The doctor treated a male patient in Ohio who was sentenced to two years in prison for drunk driving despite having ABS.



"My last patient was in Indiana and his judge didn't accept what he said. He was sent to jail for six months," Wickremesinghe said.



Michelle Giannotto, of Old Bridge Township, the wife of one of Wickremesinghe's former patients, is on a mission as well to make the medical and legal communities, as well as the public, more aware of the syndrome.



"This is a real medical condition and it can ruin people's lives," she said.



Giannotto's husband, Donato Giannotto, was diagnosed with ABS in 2016.



"After dinner he would start slurring his speech," Giannotto recounted. " I kept saying to his doctors, I don't know, he kind of looks like he's drunk."



Giannotto says she called more than 100 doctors across the country begging them to take her husband's case. "We were turned away by all of them" she said. "They'd never heard of it, they didn't know what to do, they didn't know how to treat it, they never had a case."





Giannotto said in January 2017 her husband had a sustained BAC of 0.3 for three days.



A doctor referred her to Dr.

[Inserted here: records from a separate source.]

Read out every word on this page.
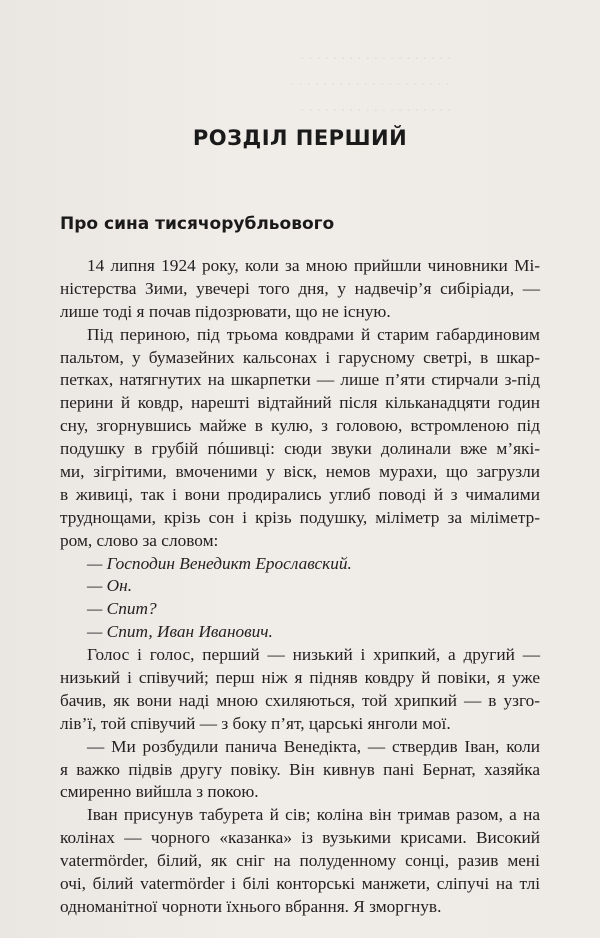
· · · · · · · · · · · · · · · · · · ·
· · · · · · · · · · · · · · · · · · · ·
· · · · · · · · · · · · · · · · · · ·
РОЗДІЛ ПЕРШИЙ
Про сина тисячорубльового
14 липня 1924 року, коли за мною прийшли чиновники Мі-
ністерства Зими, увечері того дня, у надвечір’я сибіріади, —
лише тоді я почав підозрювати, що не існую.
Під периною, під трьома ковдрами й старим габардиновим
пальтом, у бумазейних кальсонах і гарусному светрі, в шкар-
петках, натягнутих на шкарпетки — лише п’яти стирчали з-під
перини й ковдр, нарешті відтайний після кільканадцяти годин
сну, згорнувшись майже в кулю, з головою, встромленою під
подушку в грубій пóшивці: сюди звуки долинали вже м’які-
ми, зігрітими, вмоченими у віск, немов мурахи, що загрузли
в живиці, так і вони продирались углиб поводі й з чималими
труднощами, крізь сон і крізь подушку, міліметр за міліметр-
ром, слово за словом:
— Господин Венедикт Ерославский.
— Он.
— Спит?
— Спит, Иван Иванович.
Голос і голос, перший — низький і хрипкий, а другий —
низький і співучий; перш ніж я підняв ковдру й повіки, я уже
бачив, як вони наді мною схиляються, той хрипкий — в узго-
лів’ї, той співучий — з боку п’ят, царські янголи мої.
— Ми розбудили панича Венедікта, — ствердив Іван, коли
я важко підвів другу повіку. Він кивнув пані Бернат, хазяйка
смиренно вийшла з покою.
Іван присунув табурета й сів; коліна він тримав разом, а на
колінах — чорного «казанка» із вузькими крисами. Високий
vatermörder, білий, як сніг на полуденному сонці, разив мені
очі, білий vatermörder і білі конторські манжети, сліпучі на тлі
одноманітної чорноти їхнього вбрання. Я зморгнув.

Wickremesinghe who began treating Donato Giannotto with anti-fungals through a pick line.



Before Donato's death in 2020, Giannotto and her husband became active within a Facebook support group for people with ABS. Giannotto continues to help people with ABS whom she meets on Facebook.

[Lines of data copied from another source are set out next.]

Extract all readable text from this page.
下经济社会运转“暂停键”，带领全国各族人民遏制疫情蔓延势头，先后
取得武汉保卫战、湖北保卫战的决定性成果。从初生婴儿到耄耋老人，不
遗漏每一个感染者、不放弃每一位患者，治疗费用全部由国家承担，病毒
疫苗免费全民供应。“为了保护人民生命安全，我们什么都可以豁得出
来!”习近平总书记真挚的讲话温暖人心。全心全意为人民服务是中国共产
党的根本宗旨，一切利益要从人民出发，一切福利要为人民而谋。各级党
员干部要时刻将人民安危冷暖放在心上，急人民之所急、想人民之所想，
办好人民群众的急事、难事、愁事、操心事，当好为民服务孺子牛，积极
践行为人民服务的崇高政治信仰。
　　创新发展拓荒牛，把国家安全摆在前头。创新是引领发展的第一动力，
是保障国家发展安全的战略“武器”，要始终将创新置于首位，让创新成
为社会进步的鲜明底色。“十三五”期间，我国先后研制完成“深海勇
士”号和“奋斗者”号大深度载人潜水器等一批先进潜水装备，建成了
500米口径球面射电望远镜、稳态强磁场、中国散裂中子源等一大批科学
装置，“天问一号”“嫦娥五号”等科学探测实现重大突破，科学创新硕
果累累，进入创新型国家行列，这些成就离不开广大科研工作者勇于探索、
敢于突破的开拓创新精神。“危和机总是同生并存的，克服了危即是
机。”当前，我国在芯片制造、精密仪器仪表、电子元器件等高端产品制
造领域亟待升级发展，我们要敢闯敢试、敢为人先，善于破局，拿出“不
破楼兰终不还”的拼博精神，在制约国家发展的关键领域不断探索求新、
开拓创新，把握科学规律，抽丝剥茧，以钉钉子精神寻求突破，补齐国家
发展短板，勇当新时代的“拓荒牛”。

She says many of the people are living in a "private hell." "I don't know of any other medical condition where you need to hire a defense attorney for thousands and thousands of dollars and you're facing jail time and you're losing your job," she said.

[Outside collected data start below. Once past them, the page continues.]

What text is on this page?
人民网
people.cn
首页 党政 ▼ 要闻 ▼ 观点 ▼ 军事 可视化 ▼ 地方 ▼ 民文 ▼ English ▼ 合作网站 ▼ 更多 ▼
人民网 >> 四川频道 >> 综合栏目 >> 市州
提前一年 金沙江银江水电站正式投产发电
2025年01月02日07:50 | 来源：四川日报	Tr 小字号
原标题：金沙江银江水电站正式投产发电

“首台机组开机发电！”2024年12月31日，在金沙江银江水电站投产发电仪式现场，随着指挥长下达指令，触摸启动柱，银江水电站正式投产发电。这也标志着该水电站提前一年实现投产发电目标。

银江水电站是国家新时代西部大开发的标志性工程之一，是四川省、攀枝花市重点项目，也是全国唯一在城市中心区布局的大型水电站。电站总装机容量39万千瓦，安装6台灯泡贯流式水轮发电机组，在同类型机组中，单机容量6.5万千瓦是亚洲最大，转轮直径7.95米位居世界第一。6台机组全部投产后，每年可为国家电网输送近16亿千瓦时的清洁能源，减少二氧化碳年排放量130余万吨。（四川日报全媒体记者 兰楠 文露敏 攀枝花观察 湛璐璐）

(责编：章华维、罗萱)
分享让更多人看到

It happened to Ray Lewis, of Oregon.



Lewis told Eyewitness News how in 2014 he crashed a tanker truck while at work, not because he was drunk, but because he couldn't negotiate a sharp turn. Lewis was badly injured in the crash.



Because of the severity of the accident, police took Lewis's BAC and he was charged with misdemeanor DUI.



"I was completely confused as how this could happen," he said. " I hadn't been drinking. Everyone's like, you could just plead guilty and I was like, I didn't do anything." Lewis was later diagnosed with ABS.



A judge still ordered Lewis pay $375,000 in restitution for damaging the state-owned tanker, do 120 hours of community service and attend AA meetings.



"Being charged with a crime for having a rare medical disease is just bizarre," Lewis said. " I'm not any different than anybody else that might have a disease and yet I'm treated that way in a court."



As for Mongiardo, he now lives in Florida with his family and is working at Target. He takes 30 pills a day to treat his ABS, follows a strict diet and takes a breathalyzer throughout the day, especially before getting behind the wheel.



The DWI charges against him were dismissed due to prosecutors' failure to prosecute him in a timely fashion. "I'm really coming out on the other side in a positive way," he said. "I'm happy I'm moving forward with my life."